Oui, notre région est, depuis les troubadours, une terre de poètes. A Sète évidemment, le nom de Paul Valery s’impose d’emblée suivi par un autre sétois, Brassens, qui connaissait parfaitement l’œuvre de son illustre compatriote qu’il appelait « le bon maitre ».

Moins célèbres mais tout aussi actifs, les poètes sont légion à commencer par le montpelliérain Frédéric-Jacques Temple, réputé mondialement. Mais c’est à Sète, n’en déplaise à l’ex-capitale régionale que l’on trouve le plus d’adeptes de la rime. C’est dire que Maïté Valles-Bled y a trouvé un terreau fertile pour implanter ses Voix Vives, festival international de poésie qui n’a pas d’équivalent en France et en Europe. Certes, la poésie n’a plus la cote auprès des éditeurs de journaux alors qu’entre les deux guerres, les poésies avaient leur place dans les colonnes. Le plus connu était Francis-Octave Balma qui , sous la signature de Colibri, publiait ses poésies dans les journaux régionaux.

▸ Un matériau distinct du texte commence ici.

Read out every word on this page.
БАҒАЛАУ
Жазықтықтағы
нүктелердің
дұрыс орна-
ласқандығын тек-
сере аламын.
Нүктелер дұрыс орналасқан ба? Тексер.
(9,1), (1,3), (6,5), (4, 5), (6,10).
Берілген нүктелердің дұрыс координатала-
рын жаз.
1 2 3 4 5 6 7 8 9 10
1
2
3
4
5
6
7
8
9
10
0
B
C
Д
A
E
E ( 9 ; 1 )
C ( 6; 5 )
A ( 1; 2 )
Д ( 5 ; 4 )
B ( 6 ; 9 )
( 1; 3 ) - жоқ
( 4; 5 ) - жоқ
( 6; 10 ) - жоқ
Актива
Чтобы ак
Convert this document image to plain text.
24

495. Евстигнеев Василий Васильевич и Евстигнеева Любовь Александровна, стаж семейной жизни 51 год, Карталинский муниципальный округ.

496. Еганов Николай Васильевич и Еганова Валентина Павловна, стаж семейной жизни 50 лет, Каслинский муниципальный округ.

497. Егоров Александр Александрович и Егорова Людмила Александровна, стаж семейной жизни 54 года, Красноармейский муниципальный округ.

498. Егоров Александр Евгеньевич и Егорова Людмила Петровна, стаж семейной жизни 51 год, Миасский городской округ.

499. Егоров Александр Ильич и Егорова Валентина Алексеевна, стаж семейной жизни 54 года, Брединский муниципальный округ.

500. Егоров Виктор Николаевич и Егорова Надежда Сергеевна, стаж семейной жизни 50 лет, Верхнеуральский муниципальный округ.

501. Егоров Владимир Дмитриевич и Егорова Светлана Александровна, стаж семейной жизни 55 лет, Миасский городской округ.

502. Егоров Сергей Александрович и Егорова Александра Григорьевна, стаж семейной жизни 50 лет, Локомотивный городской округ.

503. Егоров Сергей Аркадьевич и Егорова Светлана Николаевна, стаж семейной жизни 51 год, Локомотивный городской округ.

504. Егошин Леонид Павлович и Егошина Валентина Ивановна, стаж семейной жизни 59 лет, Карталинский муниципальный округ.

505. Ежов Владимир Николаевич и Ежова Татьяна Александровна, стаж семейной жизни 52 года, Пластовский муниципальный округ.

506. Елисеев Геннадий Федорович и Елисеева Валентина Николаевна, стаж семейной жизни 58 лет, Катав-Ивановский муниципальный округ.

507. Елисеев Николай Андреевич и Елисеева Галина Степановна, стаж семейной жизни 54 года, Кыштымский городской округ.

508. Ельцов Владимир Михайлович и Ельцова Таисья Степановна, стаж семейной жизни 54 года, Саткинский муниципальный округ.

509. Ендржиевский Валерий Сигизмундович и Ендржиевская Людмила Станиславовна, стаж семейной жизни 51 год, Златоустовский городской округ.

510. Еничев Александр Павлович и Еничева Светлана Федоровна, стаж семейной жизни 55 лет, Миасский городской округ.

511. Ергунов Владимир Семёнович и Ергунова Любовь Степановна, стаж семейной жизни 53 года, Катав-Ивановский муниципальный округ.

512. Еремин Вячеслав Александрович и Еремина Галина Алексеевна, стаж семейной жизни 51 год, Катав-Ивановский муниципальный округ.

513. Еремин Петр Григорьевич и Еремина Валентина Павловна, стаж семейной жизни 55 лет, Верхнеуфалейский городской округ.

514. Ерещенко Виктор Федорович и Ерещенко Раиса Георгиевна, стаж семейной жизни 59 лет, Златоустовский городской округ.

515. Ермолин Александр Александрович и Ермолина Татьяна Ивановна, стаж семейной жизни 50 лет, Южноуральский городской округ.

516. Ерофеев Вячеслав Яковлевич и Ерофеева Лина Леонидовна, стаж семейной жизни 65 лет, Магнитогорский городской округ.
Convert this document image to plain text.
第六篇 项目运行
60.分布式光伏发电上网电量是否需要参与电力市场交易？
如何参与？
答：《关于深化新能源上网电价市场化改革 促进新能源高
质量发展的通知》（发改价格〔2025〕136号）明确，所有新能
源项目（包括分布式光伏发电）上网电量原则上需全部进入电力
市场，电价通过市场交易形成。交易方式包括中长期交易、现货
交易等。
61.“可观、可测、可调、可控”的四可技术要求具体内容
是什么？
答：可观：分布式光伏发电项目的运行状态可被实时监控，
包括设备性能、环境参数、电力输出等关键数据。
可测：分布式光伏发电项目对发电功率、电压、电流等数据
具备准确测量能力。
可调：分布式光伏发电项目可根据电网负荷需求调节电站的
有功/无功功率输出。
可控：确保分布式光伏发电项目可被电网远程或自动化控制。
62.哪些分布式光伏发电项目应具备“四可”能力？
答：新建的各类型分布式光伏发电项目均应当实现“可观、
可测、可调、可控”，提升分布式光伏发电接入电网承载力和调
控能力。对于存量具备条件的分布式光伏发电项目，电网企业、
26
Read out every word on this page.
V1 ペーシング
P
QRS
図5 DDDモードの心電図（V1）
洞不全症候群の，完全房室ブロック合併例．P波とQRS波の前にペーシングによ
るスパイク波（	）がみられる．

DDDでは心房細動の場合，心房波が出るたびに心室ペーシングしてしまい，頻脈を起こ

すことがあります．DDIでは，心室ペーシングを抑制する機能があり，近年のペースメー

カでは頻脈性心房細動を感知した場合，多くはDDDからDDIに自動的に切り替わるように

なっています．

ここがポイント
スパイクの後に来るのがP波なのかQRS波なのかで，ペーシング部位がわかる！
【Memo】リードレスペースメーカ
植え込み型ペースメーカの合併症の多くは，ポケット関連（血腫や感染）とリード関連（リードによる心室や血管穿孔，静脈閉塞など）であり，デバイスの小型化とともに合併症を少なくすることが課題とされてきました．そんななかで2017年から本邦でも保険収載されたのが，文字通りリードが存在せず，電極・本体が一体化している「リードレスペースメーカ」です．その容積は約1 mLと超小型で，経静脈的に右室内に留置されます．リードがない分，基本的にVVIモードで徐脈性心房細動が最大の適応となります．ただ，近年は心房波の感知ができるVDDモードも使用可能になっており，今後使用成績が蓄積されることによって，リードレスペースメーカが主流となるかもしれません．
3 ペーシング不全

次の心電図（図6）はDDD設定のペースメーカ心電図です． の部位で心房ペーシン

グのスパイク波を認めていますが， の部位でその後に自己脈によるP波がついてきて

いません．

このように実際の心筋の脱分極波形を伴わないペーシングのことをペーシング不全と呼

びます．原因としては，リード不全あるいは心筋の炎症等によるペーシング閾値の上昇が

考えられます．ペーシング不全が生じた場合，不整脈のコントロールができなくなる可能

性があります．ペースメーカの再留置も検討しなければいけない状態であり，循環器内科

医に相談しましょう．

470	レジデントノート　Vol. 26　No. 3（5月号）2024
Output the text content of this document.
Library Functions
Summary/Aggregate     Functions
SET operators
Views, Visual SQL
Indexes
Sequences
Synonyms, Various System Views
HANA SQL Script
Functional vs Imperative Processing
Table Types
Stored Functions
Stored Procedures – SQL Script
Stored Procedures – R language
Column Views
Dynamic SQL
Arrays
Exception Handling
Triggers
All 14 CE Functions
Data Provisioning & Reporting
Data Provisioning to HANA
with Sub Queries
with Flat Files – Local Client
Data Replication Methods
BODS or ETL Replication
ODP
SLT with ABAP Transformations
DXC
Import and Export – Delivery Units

Aujourd’hui, Sète peut se vanter de compter maints poètes et poétesses ave la Compagnie Mot pour Mot qui va déclamer ses poésies dans les écoles et organise des promenades en bateau bercées par les déclamations des poètes. Il y a aussi le très actif « Club poésie et chansons G. Brassens » qui, sous l’égide du père du Gorille, regroupe une myriade de spécialistes de la rime dont Alain Caburet et son président Bergeron.
Enfin, saviez-vous qu’un des plus célèbres poètes français est le sétois Claude Albarède émigré à Paris ?
Paul Valéry peut dormir tranquille dans son cher Cimetière Marin ; la poésie est toujours vivante.